Nie mam czasu na pisanie z SXSW. Nie mam więc szans zmarnować ani chwili, dzięki czemu ten post może być doskonały. Najciekawszą rzeczą w pierwszym dniu konferencji było wystąpienie Jasona Frieda z 37 signals i Jima Coudala z Coudal Partners. To dwie małe firmy, które w sieci robią na tyle istotne rzeczy (lub w istotny sposób), że wystąpienie tych panów wypełniło dwie największe sale centrum konferencyjnego (w drugiej była transmisja wideo z obok). Fried opowiadał o tym jak robić biznes w sieci i jak rozkręcić firmę. Jego tezy większość specjalistów uznałaby za utopijne. Bo: lepiej jest mieć mniej i robić mniej. Jak najmniej. Gdy masz mniej czasu, mniej go marnujesz. Gdy masz mniej pieniędzy, na pewno wydasz ich mniej i zrobisz to lepiej. Mając mniej czasu i mniej pieniędzy, zrobisz tylko to, czego potrzeba. Poza tym, zamiast planować, lepiej robić, bo wtedy lepiej widać jakie jest to, co tworzymy…

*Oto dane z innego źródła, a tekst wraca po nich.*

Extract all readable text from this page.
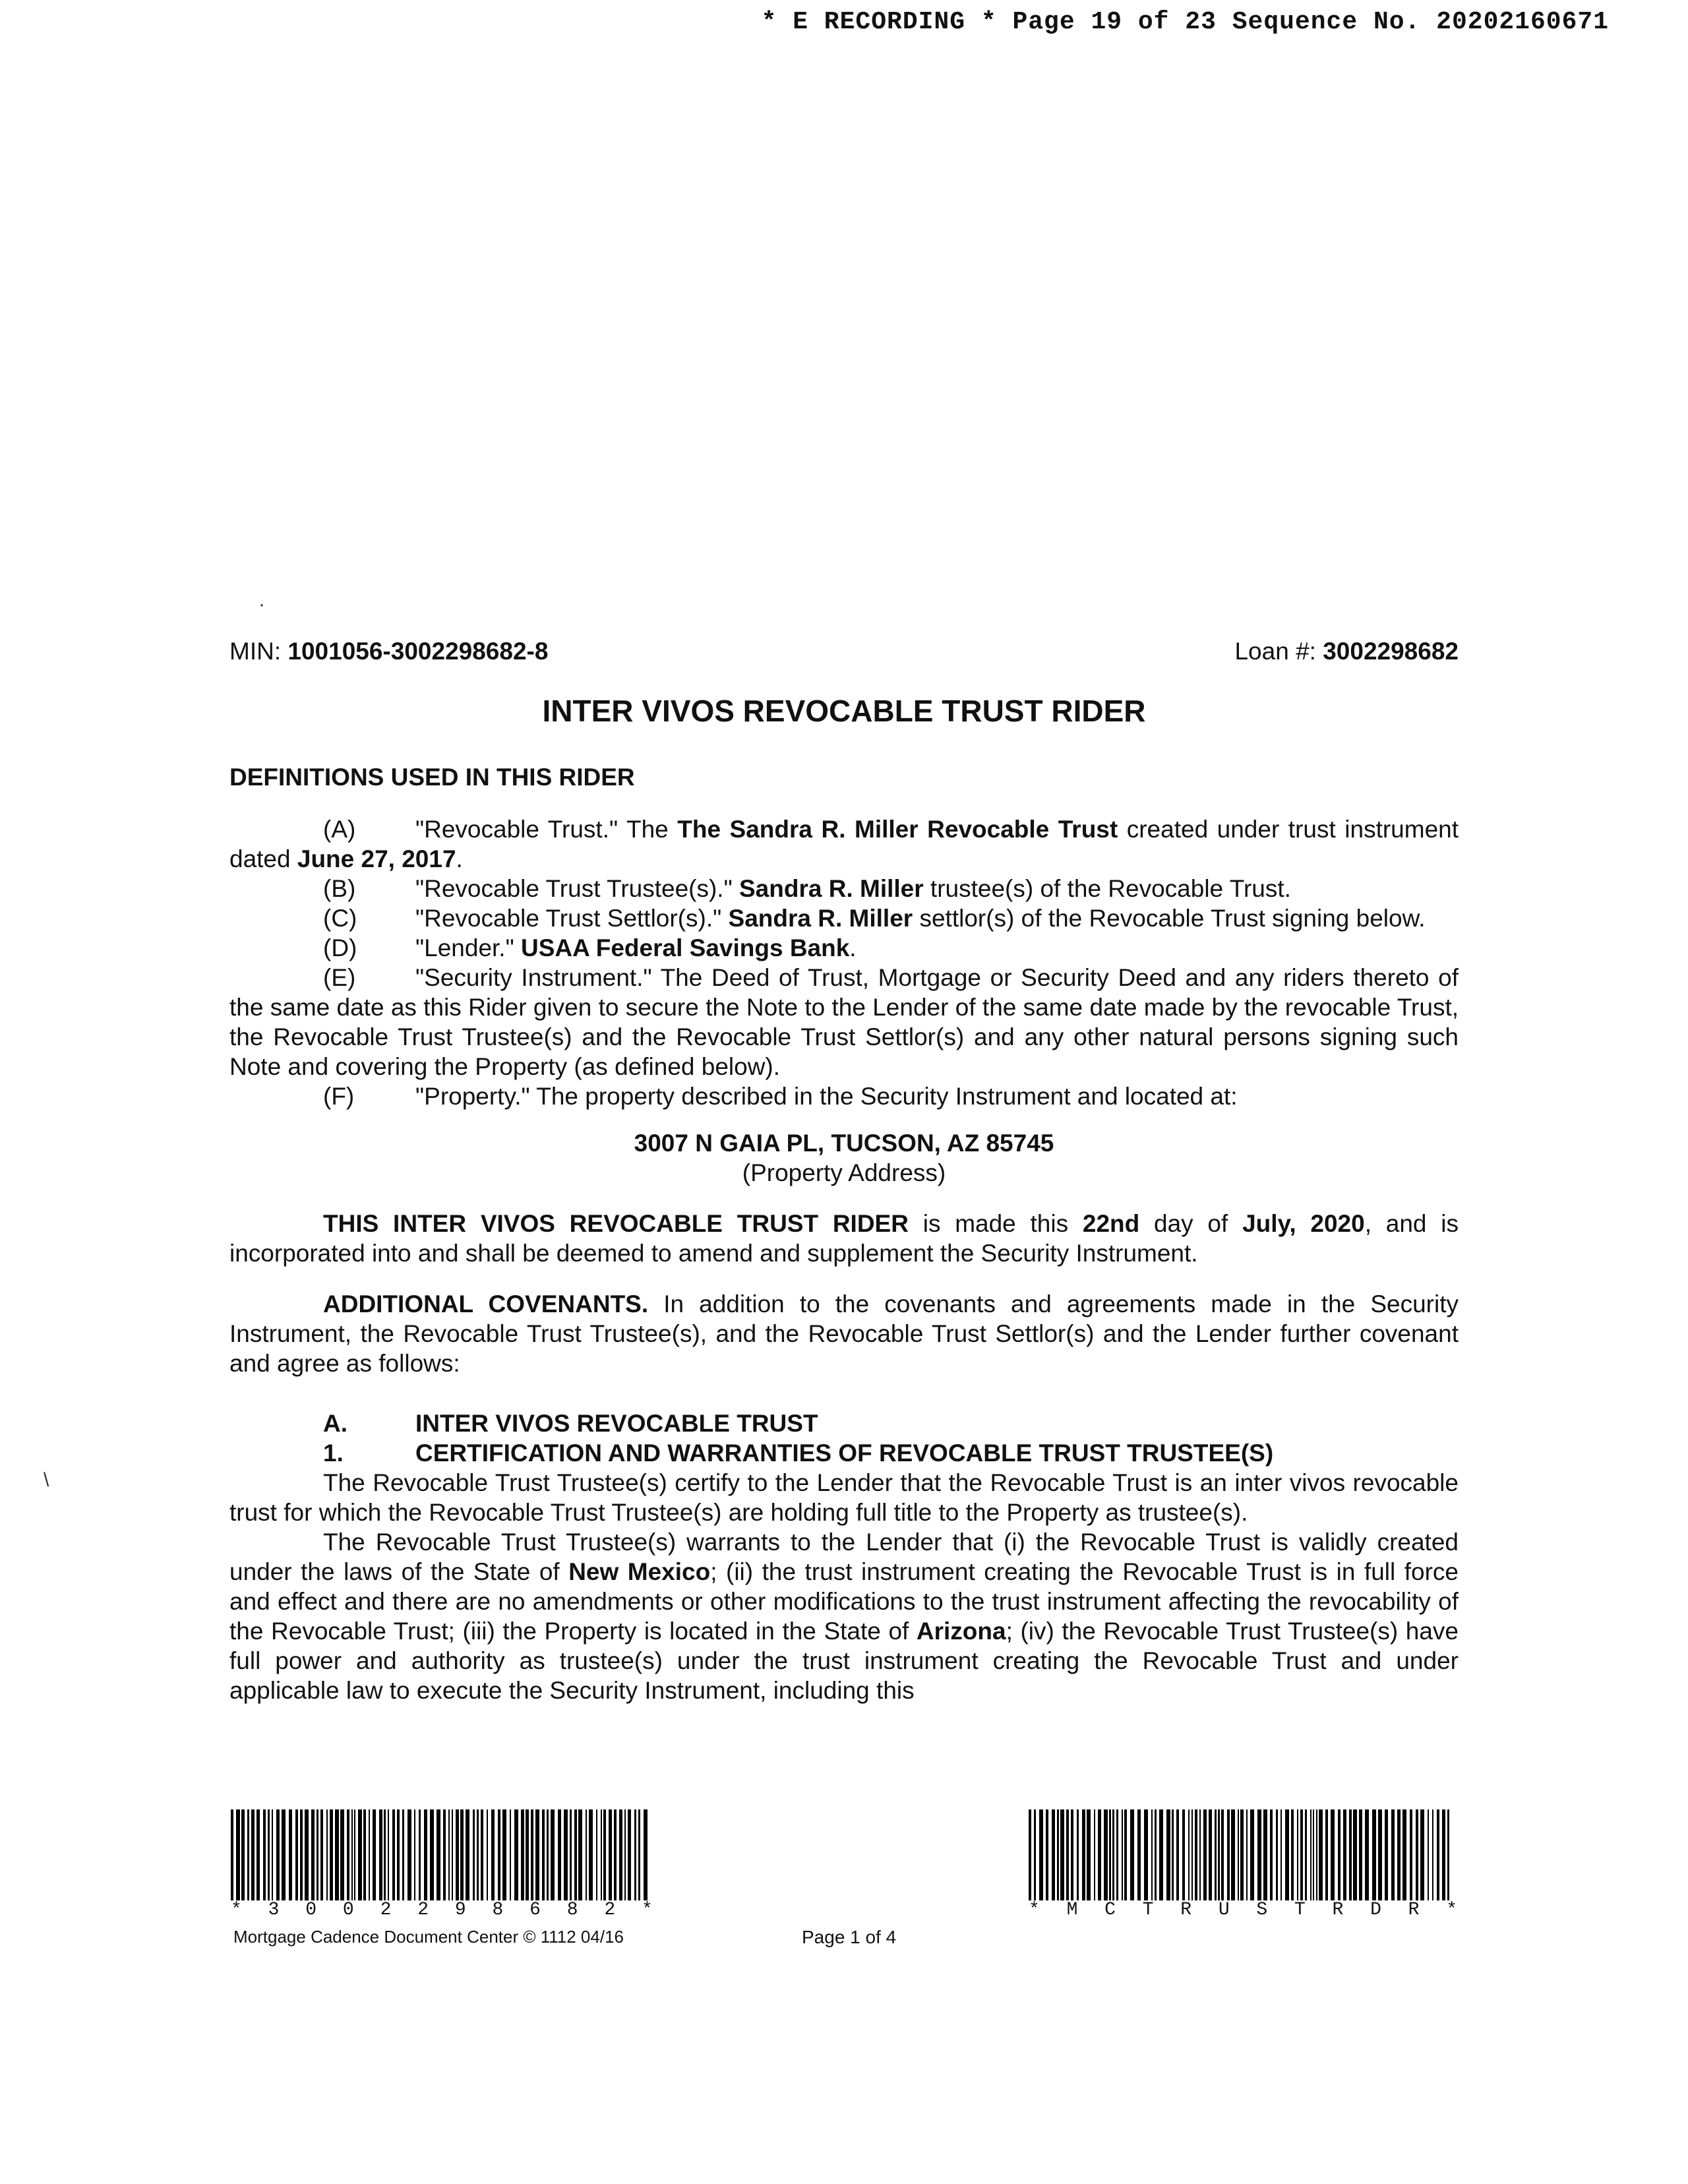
* E RECORDING * Page 19 of 23 Sequence No. 20202160671
MIN: 1001056-3002298682-8	Loan #: 3002298682
INTER VIVOS REVOCABLE TRUST RIDER
DEFINITIONS USED IN THIS RIDER
(A) "Revocable Trust." The The Sandra R. Miller Revocable Trust created under trust instrument dated June 27, 2017.
(B) "Revocable Trust Trustee(s)." Sandra R. Miller trustee(s) of the Revocable Trust.
(C) "Revocable Trust Settlor(s)." Sandra R. Miller settlor(s) of the Revocable Trust signing below.
(D) "Lender." USAA Federal Savings Bank.
(E) "Security Instrument." The Deed of Trust, Mortgage or Security Deed and any riders thereto of the same date as this Rider given to secure the Note to the Lender of the same date made by the revocable Trust, the Revocable Trust Trustee(s) and the Revocable Trust Settlor(s) and any other natural persons signing such Note and covering the Property (as defined below).
(F)	"Property." The property described in the Security Instrument and located at:
3007 N GAIA PL, TUCSON, AZ 85745
(Property Address)
THIS INTER VIVOS REVOCABLE TRUST RIDER is made this 22nd day of July, 2020, and is incorporated into and shall be deemed to amend and supplement the Security Instrument.
ADDITIONAL COVENANTS. In addition to the covenants and agreements made in the Security Instrument, the Revocable Trust Trustee(s), and the Revocable Trust Settlor(s) and the Lender further covenant and agree as follows:
A.	INTER VIVOS REVOCABLE TRUST
1.	CERTIFICATION AND WARRANTIES OF REVOCABLE TRUST TRUSTEE(S)
The Revocable Trust Trustee(s) certify to the Lender that the Revocable Trust is an inter vivos revocable trust for which the Revocable Trust Trustee(s) are holding full title to the Property as trustee(s).
The Revocable Trust Trustee(s) warrants to the Lender that (i) the Revocable Trust is validly created under the laws of the State of New Mexico; (ii) the trust instrument creating the Revocable Trust is in full force and effect and there are no amendments or other modifications to the trust instrument affecting the revocability of the Revocable Trust; (iii) the Property is located in the State of Arizona; (iv) the Revocable Trust Trustee(s) have full power and authority as trustee(s) under the trust instrument creating the Revocable Trust and under applicable law to execute the Security Instrument, including this
* 3 0 0 2 2 9 8 6 8 2 *	* M C T R U S T R D R *
Mortgage Cadence Document Center © 1112 04/16	Page 1 of 4
·
\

Utopia? Być może. Fried odpowiedział na to pytaniem. Czy zdarzyło wam się stworzyć produkt, który dokładnie odpowiadałby specyfikacji i który spełniałby wszystkie wasze oczekiwania. Pisanie specyfikacji – to dopiero jest utopia. Nie jesteśmy bowiem wystarczająco bystrzy, żeby wszystko sobie wyobrazić i dokładnie opisać. Specyfikacje robi się w celach politycznych – służą raczej jako przykrywka bo to co zawierają to tylko słowa, które i tak każdy rozumie inaczej.

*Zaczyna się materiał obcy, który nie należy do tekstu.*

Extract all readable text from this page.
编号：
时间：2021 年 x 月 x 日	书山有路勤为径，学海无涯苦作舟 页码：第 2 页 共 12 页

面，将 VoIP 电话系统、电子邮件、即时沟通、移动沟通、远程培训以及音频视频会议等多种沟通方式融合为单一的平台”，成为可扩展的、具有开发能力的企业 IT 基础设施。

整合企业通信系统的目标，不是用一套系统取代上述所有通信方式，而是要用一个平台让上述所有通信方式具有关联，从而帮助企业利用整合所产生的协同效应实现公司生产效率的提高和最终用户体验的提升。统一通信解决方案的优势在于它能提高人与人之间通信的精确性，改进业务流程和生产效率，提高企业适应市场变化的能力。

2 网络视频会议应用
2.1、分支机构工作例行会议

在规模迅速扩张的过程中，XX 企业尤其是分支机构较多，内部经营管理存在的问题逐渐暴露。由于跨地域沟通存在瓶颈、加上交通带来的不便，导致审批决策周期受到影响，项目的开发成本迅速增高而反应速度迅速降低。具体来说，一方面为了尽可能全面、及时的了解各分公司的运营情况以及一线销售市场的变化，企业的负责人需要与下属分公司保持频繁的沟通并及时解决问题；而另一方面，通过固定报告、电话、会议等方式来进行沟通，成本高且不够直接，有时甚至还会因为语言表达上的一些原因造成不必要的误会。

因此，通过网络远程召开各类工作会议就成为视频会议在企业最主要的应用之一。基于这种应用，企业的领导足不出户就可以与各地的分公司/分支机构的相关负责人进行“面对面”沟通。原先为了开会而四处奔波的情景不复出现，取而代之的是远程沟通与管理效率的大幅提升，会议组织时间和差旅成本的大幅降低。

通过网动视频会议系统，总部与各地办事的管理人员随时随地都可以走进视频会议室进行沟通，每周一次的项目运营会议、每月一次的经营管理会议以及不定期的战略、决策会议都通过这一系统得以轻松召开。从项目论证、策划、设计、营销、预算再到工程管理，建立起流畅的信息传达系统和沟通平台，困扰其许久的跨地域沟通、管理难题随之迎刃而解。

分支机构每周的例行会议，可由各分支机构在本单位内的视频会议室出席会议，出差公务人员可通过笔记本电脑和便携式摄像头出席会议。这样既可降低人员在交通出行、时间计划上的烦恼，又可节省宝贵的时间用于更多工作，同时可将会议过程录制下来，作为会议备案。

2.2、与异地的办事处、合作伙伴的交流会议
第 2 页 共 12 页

Mogę to pisać w pierwszej osobie, bo kupuję te opowieści z dobrodziejstwem inwentarza. W sieci lepiej wychodzą rzeczy, które po prostu się robi, zamiast zbyt dokładnie wymyślać.

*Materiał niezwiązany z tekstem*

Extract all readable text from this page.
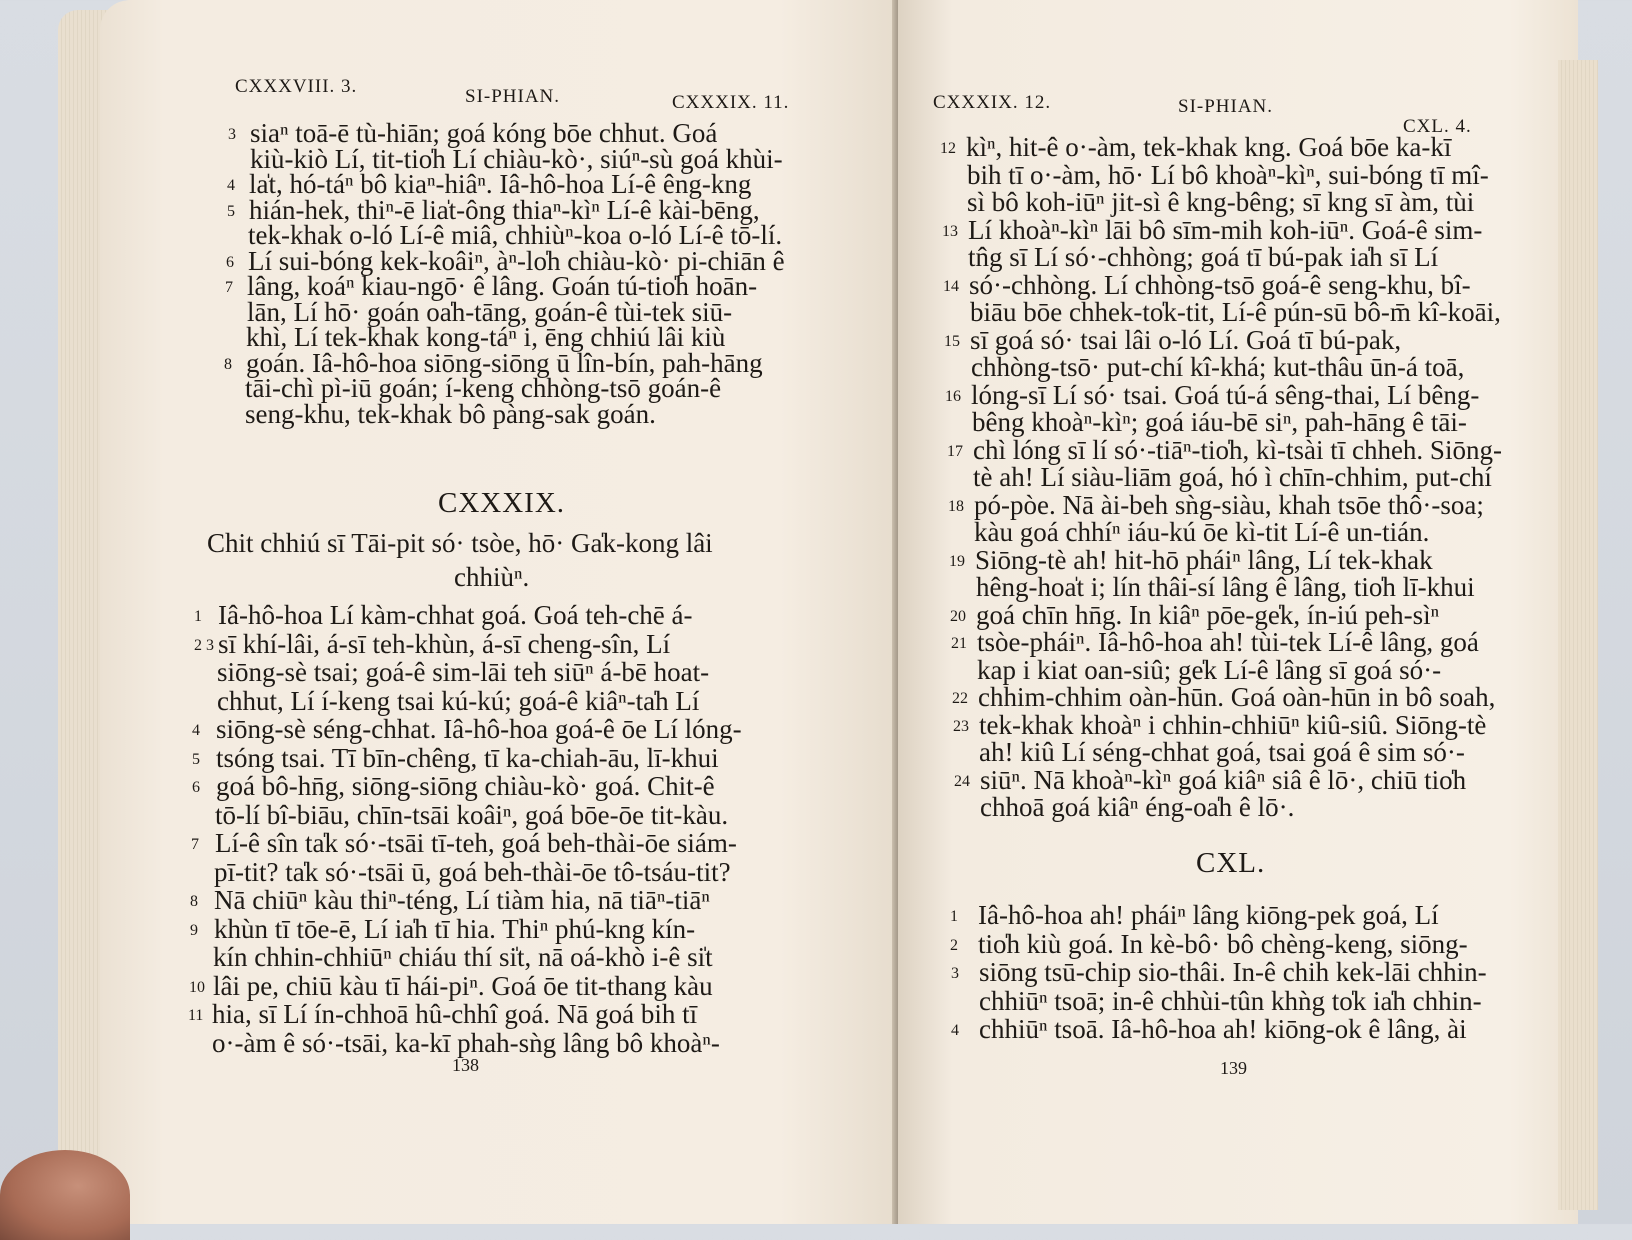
CXXXVIII. 3.	SI-PHIAN.	CXXXIX. 11.
3 siaⁿ toā-ē tù-hiān; goá kóng bōe chhut. Goá
kiù-kiò Lí, tit-tio̍h Lí chiàu-kò·, siúⁿ-sù goá khùi-
4 la̍t, hó-táⁿ bô kiaⁿ-hiâⁿ. Iâ-hô-hoa Lí-ê êng-kng
5 hián-hek, thiⁿ-ē lia̍t-ông thiaⁿ-kìⁿ Lí-ê kài-bēng,
tek-khak o-ló Lí-ê miâ, chhiùⁿ-koa o-ló Lí-ê tō-lí.
6 Lí sui-bóng kek-koâiⁿ, àⁿ-lo̍h chiàu-kò· pi-chiān ê
7 lâng, koáⁿ kiau-ngō· ê lâng. Goán tú-tio̍h hoān-
lān, Lí hō· goán oa̍h-tāng, goán-ê tùi-tek siū-
khì, Lí tek-khak kong-táⁿ i, ēng chhiú lâi kiù
8 goán. Iâ-hô-hoa siōng-siōng ū lîn-bín, pah-hāng
tāi-chì pì-iū goán; í-keng chhòng-tsō goán-ê
seng-khu, tek-khak bô pàng-sak goán.
CXXXIX.
Chit chhiú sī Tāi-pit só· tsòe, hō· Ga̍k-kong lâi
chhiùⁿ.
1 Iâ-hô-hoa Lí kàm-chhat goá. Goá teh-chē á-
2 3 sī khí-lâi, á-sī teh-khùn, á-sī cheng-sîn, Lí
siōng-sè tsai; goá-ê sim-lāi teh siūⁿ á-bē hoat-
chhut, Lí í-keng tsai kú-kú; goá-ê kiâⁿ-ta̍h Lí
4 siōng-sè séng-chhat. Iâ-hô-hoa goá-ê ōe Lí lóng-
5 tsóng tsai. Tī bīn-chêng, tī ka-chiah-āu, lī-khui
6 goá bô-hn̄g, siōng-siōng chiàu-kò· goá. Chit-ê
tō-lí bî-biāu, chīn-tsāi koâiⁿ, goá bōe-ōe tit-kàu.
7 Lí-ê sîn ta̍k só·-tsāi tī-teh, goá beh-thài-ōe siám-
pī-tit? ta̍k só·-tsāi ū, goá beh-thài-ōe tô-tsáu-tit?
8 Nā chiūⁿ kàu thiⁿ-téng, Lí tiàm hia, nā tiāⁿ-tiāⁿ
9 khùn tī tōe-ē, Lí ia̍h tī hia. Thiⁿ phú-kng kín-
kín chhin-chhiūⁿ chiáu thí si̍t, nā oá-khò i-ê si̍t
10 lâi pe, chiū kàu tī hái-piⁿ. Goá ōe tit-thang kàu
11 hia, sī Lí ín-chhoā hû-chhî goá. Nā goá bih tī
o·-àm ê só·-tsāi, ka-kī phah-sǹg lâng bô khoàⁿ-
138
CXXXIX. 12.	SI-PHIAN.
CXL. 4.
12 kìⁿ, hit-ê o·-àm, tek-khak kng. Goá bōe ka-kī
bih tī o·-àm, hō· Lí bô khoàⁿ-kìⁿ, sui-bóng tī mî-
sì bô koh-iūⁿ jit-sì ê kng-bêng; sī kng sī àm, tùi
13 Lí khoàⁿ-kìⁿ lāi bô sīm-mih koh-iūⁿ. Goá-ê sim-
tn̂g sī Lí só·-chhòng; goá tī bú-pak ia̍h sī Lí
14 só·-chhòng. Lí chhòng-tsō goá-ê seng-khu, bî-
biāu bōe chhek-to̍k-tit, Lí-ê pún-sū bô-m̄ kî-koāi,
15 sī goá só· tsai lâi o-ló Lí. Goá tī bú-pak,
chhòng-tsō· put-chí kî-khá; kut-thâu ūn-á toā,
16 lóng-sī Lí só· tsai. Goá tú-á sêng-thai, Lí bêng-
bêng khoàⁿ-kìⁿ; goá iáu-bē siⁿ, pah-hāng ê tāi-
17 chì lóng sī lí só·-tiāⁿ-tio̍h, kì-tsài tī chheh. Siōng-
tè ah! Lí siàu-liām goá, hó ì chīn-chhim, put-chí
18 pó-pòe. Nā ài-beh sǹg-siàu, khah tsōe thô·-soa;
kàu goá chhíⁿ iáu-kú ōe kì-tit Lí-ê un-tián.
19 Siōng-tè ah! hit-hō pháiⁿ lâng, Lí tek-khak
hêng-hoa̍t i; lín thâi-sí lâng ê lâng, tio̍h lī-khui
20 goá chīn hn̄g. In kiâⁿ pōe-ge̍k, ín-iú peh-sìⁿ
21 tsòe-pháiⁿ. Iâ-hô-hoa ah! tùi-tek Lí-ê lâng, goá
kap i kiat oan-siû; ge̍k Lí-ê lâng sī goá só·-
22 chhim-chhim oàn-hūn. Goá oàn-hūn in bô soah,
23 tek-khak khoàⁿ i chhin-chhiūⁿ kiû-siû. Siōng-tè
ah! kiû Lí séng-chhat goá, tsai goá ê sim só·-
24 siūⁿ. Nā khoàⁿ-kìⁿ goá kiâⁿ siâ ê lō·, chiū tio̍h
chhoā goá kiâⁿ éng-oa̍h ê lō·.
CXL.
1 Iâ-hô-hoa ah! pháiⁿ lâng kiōng-pek goá, Lí
2 tio̍h kiù goá. In kè-bô· bô chèng-keng, siōng-
3 siōng tsū-chip sio-thâi. In-ê chih kek-lāi chhin-
chhiūⁿ tsoā; in-ê chhùi-tûn khǹg to̍k ia̍h chhin-
4 chhiūⁿ tsoā. Iâ-hô-hoa ah! kiōng-ok ê lâng, ài
139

Jest piękno w małych prostych rzeczach, które robią dokładnie to, po co są i nic więcej. Choćby takie, że po zrobieniu ich sami możemy zdecydować jak chcemy zmarnować czas.
SXSW to 3 wielkie imprezy w tym samym czasie – muzyczna, filmowa i interaktywna. Dziś wybieram się m.in. na wystąpienie Henry Rollinsa, miłośnicy alternatywnej muzyki wiedzą o co chodzi. Póżniej będzie gadał m.in. Jason Kottke. Wczoraj mówił też James Surowiecki, omawiając podstawowe tezy z książki „Wisdom Of Crowds”.
Jestem otoczony przez ludzi z ibookami (i powerbookami). Między kolejnymi wystąpieniami na SXSW Interactive wszyscy wyciągają z plecaków sprzęty i coś piszą. Wtedy pada wifi, dlatego niektórzy blogują teź w czasie przemówień. Przede mną siedzi facet i pisze coś w Movable Type. Obok, blondynka, zalogowana w bloggerze..
Zobaczcie najnowsze tagi wpisywane we flickrze, lepiej zrozumiecie, co tu się dzieje.
Wrócę do tego tematu po powrocie, bo te herezje są bardzo fajne, ale dość łatwo w nich o porozumienie. W skrajnym wypadku – tak Coudal podsumował wystąpienie Frieda – robi się bowiem aplikacje, które nie robią nic. Znajdźcie sobie podcast z tego, bo warto.
Polecam też sesję Tagging 2.0 – wszystkie materiały są albo powinny być wkrótce online.